• Assimilable carbon;
  • C/N ratio;
  • coprophagous;
  • food exploitation;
  • nitrogen;
  • selective feeding

Abstract 1. Most adult coprophagous beetles feed on fresh dung of mammalian herbivores, confining ingestion to small particles with measured maximum diameters from 2–5 to 130 μm, according to body size and kind of beetle. This study explores benefits and costs of selective feeding in a ‘typical’ dung beetle with a maximum diameter of ingested particles (MDIP) of 20 μm.

2. Examined dung types (from Danish domestic sheep, cattle and horse, and African wild buffalo, white rhino and elephant) contained 76–89% water. Costs of a 20 μm MDIP were often low, since 69–87% of the total nitrogen in bulk dung other than that of elephant and rhino (40–58%) was available to selective feeders.
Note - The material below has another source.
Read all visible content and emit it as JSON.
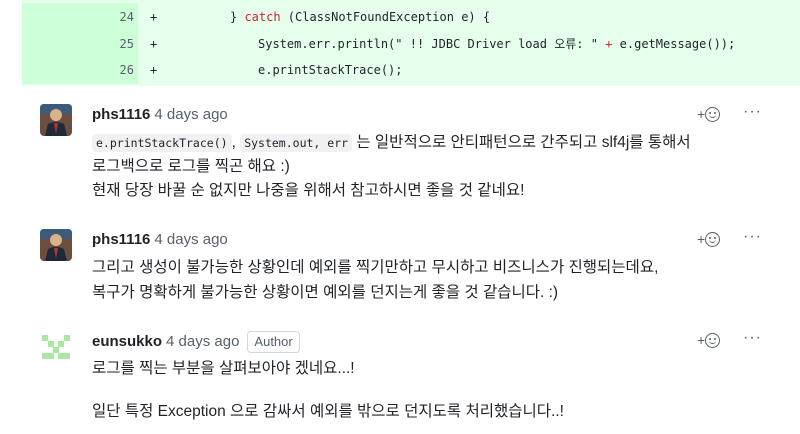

3. Nitrogen concentrations were high – and C/N ratios low – in most types of bulk dung compared with the average food of terrestrial detritivores or herbivores. Exceptions were elephant and rhino dung with low nitrogen concentrations and high C/N ratios.

4. Estimated C/N ratios of 13–39 in bulk dung (sheep–elephant) were decreased by selective feeding to 7.3–12.6 in the ingested material. In assimilated food, ratios are probably only 5–7, as most assimilable nitrogen and carbon may be of microbial origin. If so, the assimilable food contains a surplus of nitrogen relative to carbon.

5. The primary advantage of selective feeding, particularly in dung with a high C/N ratio, may be to concentrate assimilable carbon in the ingested food. Effects of changing the MDIP within 20–106 μm are modest, especially in dung with a low C/N ratio.